O rastreamento de câncer de próstata em idosos muito fragilizados ou com comorbidades graves e expectativa de vida reduzida não é recomendado. Os potenciais danos do rastreamento (biópsia, tratamento de câncer indolente) superam os benefícios, que são mínimos ou inexistentes nesse grupo.

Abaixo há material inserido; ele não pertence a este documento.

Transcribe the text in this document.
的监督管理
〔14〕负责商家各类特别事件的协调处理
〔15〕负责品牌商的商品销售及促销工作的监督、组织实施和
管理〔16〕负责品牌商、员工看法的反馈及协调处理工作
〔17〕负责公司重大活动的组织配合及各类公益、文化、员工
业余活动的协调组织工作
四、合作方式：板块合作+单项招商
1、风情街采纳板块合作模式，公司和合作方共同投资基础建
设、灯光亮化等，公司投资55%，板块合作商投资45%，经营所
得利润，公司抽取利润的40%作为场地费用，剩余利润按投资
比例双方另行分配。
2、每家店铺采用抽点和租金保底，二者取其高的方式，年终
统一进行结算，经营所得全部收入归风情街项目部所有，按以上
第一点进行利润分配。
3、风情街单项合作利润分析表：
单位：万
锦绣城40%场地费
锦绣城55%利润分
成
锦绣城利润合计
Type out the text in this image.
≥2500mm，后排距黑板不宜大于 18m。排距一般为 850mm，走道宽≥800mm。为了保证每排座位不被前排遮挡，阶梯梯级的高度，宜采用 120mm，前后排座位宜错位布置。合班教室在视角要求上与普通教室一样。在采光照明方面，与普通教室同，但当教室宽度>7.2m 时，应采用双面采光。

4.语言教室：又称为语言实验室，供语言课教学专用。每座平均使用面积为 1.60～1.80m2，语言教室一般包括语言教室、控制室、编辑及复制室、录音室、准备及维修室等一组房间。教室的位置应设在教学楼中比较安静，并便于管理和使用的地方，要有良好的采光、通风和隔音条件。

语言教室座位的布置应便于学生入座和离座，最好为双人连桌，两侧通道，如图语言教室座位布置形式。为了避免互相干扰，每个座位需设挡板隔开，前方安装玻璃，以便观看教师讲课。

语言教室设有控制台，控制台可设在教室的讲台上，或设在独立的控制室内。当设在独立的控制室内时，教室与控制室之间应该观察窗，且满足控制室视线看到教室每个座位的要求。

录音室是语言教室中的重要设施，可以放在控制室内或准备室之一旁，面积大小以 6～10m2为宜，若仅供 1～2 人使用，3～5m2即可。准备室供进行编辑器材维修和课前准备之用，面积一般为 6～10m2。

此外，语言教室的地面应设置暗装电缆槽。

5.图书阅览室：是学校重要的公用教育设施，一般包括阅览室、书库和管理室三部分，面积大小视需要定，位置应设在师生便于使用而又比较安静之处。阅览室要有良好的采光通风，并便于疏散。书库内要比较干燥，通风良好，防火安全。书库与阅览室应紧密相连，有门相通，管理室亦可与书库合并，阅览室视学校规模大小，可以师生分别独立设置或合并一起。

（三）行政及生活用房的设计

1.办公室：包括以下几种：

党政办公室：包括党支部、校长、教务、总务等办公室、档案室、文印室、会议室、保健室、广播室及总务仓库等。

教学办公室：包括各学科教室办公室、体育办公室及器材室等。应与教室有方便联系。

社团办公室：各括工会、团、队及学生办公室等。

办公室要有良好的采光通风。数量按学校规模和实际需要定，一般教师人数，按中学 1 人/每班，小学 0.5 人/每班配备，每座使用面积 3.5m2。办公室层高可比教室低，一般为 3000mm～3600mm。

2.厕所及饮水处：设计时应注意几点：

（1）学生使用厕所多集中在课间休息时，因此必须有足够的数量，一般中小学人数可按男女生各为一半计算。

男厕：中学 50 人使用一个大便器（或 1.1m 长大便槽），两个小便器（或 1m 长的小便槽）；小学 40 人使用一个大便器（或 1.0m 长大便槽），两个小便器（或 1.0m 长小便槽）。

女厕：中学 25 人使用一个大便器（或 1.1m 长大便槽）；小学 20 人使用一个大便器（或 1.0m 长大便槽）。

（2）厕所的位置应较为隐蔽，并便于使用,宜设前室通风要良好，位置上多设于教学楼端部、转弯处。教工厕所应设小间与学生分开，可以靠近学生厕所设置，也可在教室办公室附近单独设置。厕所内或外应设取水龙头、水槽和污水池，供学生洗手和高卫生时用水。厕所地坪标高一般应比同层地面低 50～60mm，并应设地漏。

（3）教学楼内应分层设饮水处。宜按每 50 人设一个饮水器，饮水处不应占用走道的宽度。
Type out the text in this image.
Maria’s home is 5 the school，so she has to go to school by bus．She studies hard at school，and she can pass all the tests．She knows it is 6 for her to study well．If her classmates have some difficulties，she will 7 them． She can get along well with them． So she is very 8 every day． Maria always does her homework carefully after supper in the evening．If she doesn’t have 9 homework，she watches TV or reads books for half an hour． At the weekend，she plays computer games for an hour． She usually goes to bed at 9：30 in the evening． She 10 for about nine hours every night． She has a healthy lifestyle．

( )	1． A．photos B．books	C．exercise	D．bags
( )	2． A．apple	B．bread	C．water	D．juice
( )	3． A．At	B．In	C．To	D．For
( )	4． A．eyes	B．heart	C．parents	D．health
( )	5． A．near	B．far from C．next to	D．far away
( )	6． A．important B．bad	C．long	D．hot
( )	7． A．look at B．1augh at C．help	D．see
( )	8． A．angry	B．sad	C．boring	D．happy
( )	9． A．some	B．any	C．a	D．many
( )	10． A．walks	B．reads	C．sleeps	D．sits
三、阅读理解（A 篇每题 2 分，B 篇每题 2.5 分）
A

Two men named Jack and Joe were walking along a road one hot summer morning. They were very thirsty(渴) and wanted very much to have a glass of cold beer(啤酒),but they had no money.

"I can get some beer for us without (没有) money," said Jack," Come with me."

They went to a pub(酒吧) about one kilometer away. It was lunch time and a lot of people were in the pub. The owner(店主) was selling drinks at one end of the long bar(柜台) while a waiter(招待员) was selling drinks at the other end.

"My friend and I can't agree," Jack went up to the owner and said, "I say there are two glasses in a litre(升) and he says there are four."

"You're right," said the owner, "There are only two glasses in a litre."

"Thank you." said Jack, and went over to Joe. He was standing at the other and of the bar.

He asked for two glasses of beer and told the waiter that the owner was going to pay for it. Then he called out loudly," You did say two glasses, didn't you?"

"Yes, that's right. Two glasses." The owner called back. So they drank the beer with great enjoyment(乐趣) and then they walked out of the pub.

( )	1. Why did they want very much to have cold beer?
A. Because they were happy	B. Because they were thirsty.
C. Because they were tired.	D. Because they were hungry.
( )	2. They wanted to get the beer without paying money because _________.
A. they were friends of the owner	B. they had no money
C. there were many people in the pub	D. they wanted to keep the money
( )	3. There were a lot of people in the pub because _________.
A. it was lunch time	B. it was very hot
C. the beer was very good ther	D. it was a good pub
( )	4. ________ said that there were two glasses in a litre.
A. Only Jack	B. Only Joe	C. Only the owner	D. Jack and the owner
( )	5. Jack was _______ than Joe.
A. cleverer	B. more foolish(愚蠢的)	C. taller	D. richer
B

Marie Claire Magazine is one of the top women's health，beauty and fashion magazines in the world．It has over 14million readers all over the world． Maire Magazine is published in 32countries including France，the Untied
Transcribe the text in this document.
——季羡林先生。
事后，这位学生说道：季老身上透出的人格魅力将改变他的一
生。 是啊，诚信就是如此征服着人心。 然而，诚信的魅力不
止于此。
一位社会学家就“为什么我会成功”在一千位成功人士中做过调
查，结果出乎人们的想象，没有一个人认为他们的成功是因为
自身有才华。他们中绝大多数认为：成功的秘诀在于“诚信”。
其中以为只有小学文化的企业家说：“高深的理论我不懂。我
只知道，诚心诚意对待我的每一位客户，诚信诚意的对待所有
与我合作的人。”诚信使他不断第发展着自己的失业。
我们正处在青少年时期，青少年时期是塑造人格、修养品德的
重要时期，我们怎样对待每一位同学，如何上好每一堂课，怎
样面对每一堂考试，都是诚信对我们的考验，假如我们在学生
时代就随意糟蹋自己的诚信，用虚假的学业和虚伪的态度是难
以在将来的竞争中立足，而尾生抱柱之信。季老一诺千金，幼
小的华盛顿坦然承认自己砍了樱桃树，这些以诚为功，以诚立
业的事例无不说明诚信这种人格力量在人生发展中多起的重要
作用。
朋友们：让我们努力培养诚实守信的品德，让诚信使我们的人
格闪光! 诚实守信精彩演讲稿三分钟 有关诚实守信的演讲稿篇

O rastreamento do câncer de próstata é um tema controverso na saúde pública, especialmente em relação à população idosa. No Brasil, as diretrizes do Ministério da Saúde enfatizam a decisão compartilhada entre médico e paciente, considerando os riscos e benefícios individuais. A idade e a expectativa de vida são fatores cruciais, pois o câncer de próstata é frequentemente de crescimento lento, e muitos homens idosos morrerão com o câncer, e não do câncer. A avaliação da expectativa de vida é fundamental para decidir sobre o rastreamento. Pacientes com comorbidades graves, como cardiopatia grave, diabetes descompensado e histórico de eventos cardiovasculares, geralmente possuem uma expectativa de vida reduzida. Nesses casos, os potenciais danos do rastreamento (ansiedade, biópsias, complicações de tratamento de um câncer indolente) superam os benefícios, que seriam mínimos ou inexistentes. Portanto, a conduta mais adequada é não indicar o rastreamento, focando na qualidade de vida e no manejo das comorbidades existentes. É importante que o residente compreenda que a medicina baseada em evidências e as diretrizes de saúde pública priorizam a individualização do cuidado, evitando intervenções que não trarão benefício real ao paciente.
As recomendações do Ministério da Saúde sugerem discutir o rastreamento com homens a partir dos 50 anos, ou 45 anos para grupos de risco, considerando a decisão compartilhada e a expectativa de vida.
Em idosos com comorbidades graves e expectativa de vida limitada, o câncer de próstata, que geralmente tem progressão lenta, dificilmente causará sintomas ou morte antes de outras doenças. O tratamento pode gerar mais morbidade do que benefício.
Os riscos incluem resultados falso-positivos, biópsias desnecessárias com complicações (infecção, sangramento), e o tratamento de cânceres indolentes (supertratamento) que pode levar a incontinência urinária, disfunção erétil e complicações cirúrgicas.